An alternative to storing white rice is storing parboiled rice. Parboiled rice is rice that has been boiled in the husk. Parboiling rice drives nutrients, especially thiamine, from the bran into the grain, so that parboiled white rice is 80% nutritionally similar to brown rice. Because of this, parboiling was adopted by North American rice growers in the early 20th century.
The starches in parboiled rice become gelatinized, making it harder and glassier than other rice. Parboiled rice takes less time to cook, and the cooked rice is firmer and less sticky. In North America, parboiled rice is generally partially or fully precooked by the processor. "Minute Rice" is not parboiled rice but precooked white rice that has been dried and boxed for sale.
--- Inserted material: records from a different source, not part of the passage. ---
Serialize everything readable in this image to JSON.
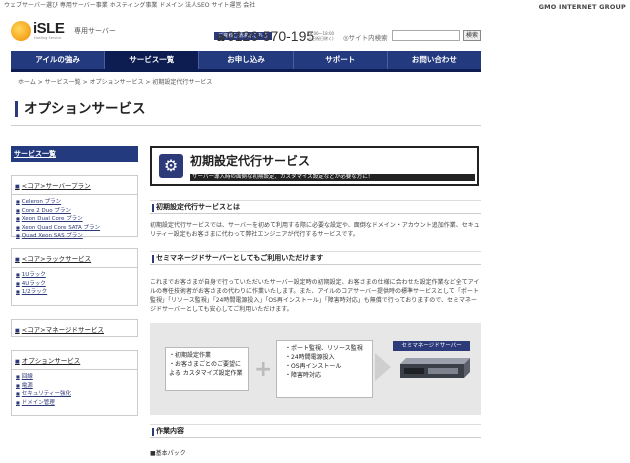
{
  "topbar": {
    "links_text": "ウェブサーバー選び 専用サーバー事業 ホスティング事業 ドメイン 法人SEO サイト運営 会社",
    "group_brand": "GMO INTERNET GROUP"
  },
  "header": {
    "logo_text": "iSLE",
    "logo_sub": "Hosting Service",
    "tagline": "専用サーバー",
    "request_label": "ご資料ご請求はこちら",
    "phone": "0120-570-195",
    "hours_line1": "(9:00～18:00",
    "hours_line2": "土日祝日除く)",
    "search_label": "サイト内検索",
    "search_value": "",
    "search_button": "検索"
  },
  "nav": [
    {
      "label": "アイルの強み"
    },
    {
      "label": "サービス一覧"
    },
    {
      "label": "お申し込み"
    },
    {
      "label": "サポート"
    },
    {
      "label": "お問い合わせ"
    }
  ],
  "breadcrumb": "ホーム > サービス一覧 > オプションサービス > 初期設定代行サービス",
  "page_title": "オプションサービス",
  "sidebar": {
    "top_label": "サービス一覧",
    "plan_head": "<コア>サーバープラン",
    "plan_items": [
      "Celeron プラン",
      "Core 2 Duo プラン",
      "Xeon Dual Core プラン",
      "Xeon Quad Core SATA プラン",
      "Quad Xeon SAS プラン"
    ],
    "rack_head": "<コア>ラックサービス",
    "rack_items": [
      "1Uラック",
      "4Uラック",
      "1/2ラック"
    ],
    "managed_head": "<コア>マネージドサービス",
    "option_head": "オプションサービス",
    "option_items": [
      "回線",
      "電源",
      "セキュリティー強化",
      "ドメイン管理"
    ]
  },
  "main": {
    "banner_title": "初期設定代行サービス",
    "banner_sub": "サーバー導入時の面倒な初期設定、カスタマイズ設定などが必要な方に！",
    "sec1_title": "初期設定代行サービスとは",
    "para1": "初期設定代行サービスでは、サーバーを初めて利用する際に必要な設定や、面倒なドメイン・アカウント追加作業、セキュリティー設定もお客さまに代わって弊社エンジニアが代行するサービスです。",
    "sec2_title": "セミマネージドサーバーとしてもご利用いただけます",
    "para2": "これまでお客さまが自身で行っていただいたサーバー設定時の初期設定、お客さまの仕様に合わせた設定作業など全てアイルの専任技術者がお客さまの代わりに作業いたします。また、アイルのコアサーバー提供時の標準サービスとして「ポート監視」「リソース監視」「24時間電源投入」「OS再インストール」「障害時対応」も無償で行っておりますので、セミマネージドサーバーとしても安心してご利用いただけます。",
    "diagram": {
      "left_items": [
        "初期設定作業",
        "お客さまごとのご要望による カスタマイズ設定作業"
      ],
      "right_items": [
        "ポート監視、リソース監視",
        "24時間電源投入",
        "OS再インストール",
        "障害時対応"
      ],
      "server_label": "セミマネージドサーバー"
    },
    "sec3_title": "作業内容",
    "cutoff_text": "■基本パック"
  }
}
Types of Rice for Self-Sufficient Living
The most common way to cook rice is to boil/steam it, but there are other creative ways to cook and consume rice. Here are some other methods for cooking rice.
- Steamed rice - Basic boil/steaming of rice
- Risotto - Simmering rice, possibly with other ingredients, to create a creamy consistency
- Zongzi - Stick (glutinous) rice wrapped up small bits of meat or other ingredients, wrapped up in leaves and steamed/boiled. Cattail leaves work great for this dish.